At Indiana University – Purdue University Indianapolis an assistant professor, Afshin Izadian, has invented a new class of power inverter that could help put cheaper and more efficient renewable energy products on the market. The power inverter that he created employs just a single switching transistor and generates infinite-level voltages. Power inverters are the main technology of several renewable energy technologies. Solar power, battery storage, electric vehicles, motor drives and manufacturing robots all use inverters to generate AC power efficiently.

The current inverters with multiple switching transistors generate limited voltage levels, are heavy, and require filters to reduce the harmful effects to the electric grid. Izadian, while studying how voltage levels and polarities are created in inverters, he made his discovery. While working on another project he had an epiphany and began reconfiguring an inverter circuit and discovered a new property technique to create infinite voltage levels.
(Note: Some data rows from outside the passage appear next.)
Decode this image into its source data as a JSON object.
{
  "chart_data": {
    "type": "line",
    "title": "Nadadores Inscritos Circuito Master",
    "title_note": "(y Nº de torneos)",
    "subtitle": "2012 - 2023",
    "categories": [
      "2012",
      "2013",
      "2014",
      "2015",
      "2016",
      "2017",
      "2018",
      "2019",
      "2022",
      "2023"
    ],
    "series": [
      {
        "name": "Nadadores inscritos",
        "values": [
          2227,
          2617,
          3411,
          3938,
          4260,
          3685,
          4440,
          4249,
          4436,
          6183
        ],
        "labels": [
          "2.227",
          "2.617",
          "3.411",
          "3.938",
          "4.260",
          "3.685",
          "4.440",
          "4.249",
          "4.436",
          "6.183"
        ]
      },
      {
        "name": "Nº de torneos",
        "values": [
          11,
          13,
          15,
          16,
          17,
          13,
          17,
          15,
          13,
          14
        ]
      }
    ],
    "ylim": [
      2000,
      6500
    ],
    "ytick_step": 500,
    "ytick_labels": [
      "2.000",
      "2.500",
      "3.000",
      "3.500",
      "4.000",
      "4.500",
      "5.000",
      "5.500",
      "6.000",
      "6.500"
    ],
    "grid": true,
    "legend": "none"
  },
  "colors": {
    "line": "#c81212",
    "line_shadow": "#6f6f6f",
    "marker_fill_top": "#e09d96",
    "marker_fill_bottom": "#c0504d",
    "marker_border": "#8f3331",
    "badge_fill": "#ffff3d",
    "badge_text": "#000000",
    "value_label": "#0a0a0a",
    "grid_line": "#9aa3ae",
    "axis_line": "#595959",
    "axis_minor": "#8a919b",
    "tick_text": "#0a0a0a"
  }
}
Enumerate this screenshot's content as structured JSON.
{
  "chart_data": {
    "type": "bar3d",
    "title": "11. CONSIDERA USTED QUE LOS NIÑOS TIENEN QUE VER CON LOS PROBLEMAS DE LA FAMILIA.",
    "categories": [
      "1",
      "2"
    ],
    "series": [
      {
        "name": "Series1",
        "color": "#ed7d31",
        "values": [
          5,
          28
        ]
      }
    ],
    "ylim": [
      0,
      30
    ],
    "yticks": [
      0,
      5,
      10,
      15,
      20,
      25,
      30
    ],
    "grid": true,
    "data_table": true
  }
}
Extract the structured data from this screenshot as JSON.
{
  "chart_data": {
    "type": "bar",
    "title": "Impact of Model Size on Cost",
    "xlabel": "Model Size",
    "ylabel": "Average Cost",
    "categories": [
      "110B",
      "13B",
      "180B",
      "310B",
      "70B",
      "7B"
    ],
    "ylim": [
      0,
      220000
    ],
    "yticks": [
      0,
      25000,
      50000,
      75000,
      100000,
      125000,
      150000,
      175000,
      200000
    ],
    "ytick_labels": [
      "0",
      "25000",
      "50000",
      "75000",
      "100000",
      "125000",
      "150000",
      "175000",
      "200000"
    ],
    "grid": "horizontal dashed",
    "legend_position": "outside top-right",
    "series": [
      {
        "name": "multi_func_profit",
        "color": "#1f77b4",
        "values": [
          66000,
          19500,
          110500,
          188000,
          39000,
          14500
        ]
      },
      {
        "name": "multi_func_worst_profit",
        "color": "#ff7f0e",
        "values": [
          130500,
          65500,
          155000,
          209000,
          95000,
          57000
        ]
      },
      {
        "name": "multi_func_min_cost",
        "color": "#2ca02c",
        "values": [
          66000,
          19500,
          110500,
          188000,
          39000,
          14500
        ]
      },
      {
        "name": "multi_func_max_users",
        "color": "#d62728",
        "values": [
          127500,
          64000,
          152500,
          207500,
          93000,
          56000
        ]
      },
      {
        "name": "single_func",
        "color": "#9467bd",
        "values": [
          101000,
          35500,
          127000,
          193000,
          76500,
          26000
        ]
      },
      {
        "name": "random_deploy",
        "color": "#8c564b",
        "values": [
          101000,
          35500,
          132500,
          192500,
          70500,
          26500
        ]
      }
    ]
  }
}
He then inverts the voltage polarity of power circuits. This leads to a corollary insight that he employed to create the new class of inverters.

The bench test worked so well that it lead to the discovery of several other circuits and controllers for high-power inverters with lower switching loss, higher voltage performance and lighter reconfigured circuits.

Car manufacturers can reduce the size and insulation of traction motors so that electric vehicles can be made cheaper. The size and weight of the power electronics will also be reduced. This will boost fuel economy in hybrid cars. These advantages will create a wider adoption of green technologies with affordable renewable energy for homes, vehicles, and businesses.

Currently, several large companies have shown interest in the new inverters. The companies are interested in how this will be a simpler, cheaper, and more efficient source. Izadian has several patents pending on his invention and is seeking research funding to complete the development of the analysis and controls needed for commercial viability. Products could be ready for the marketplace in as little as three years.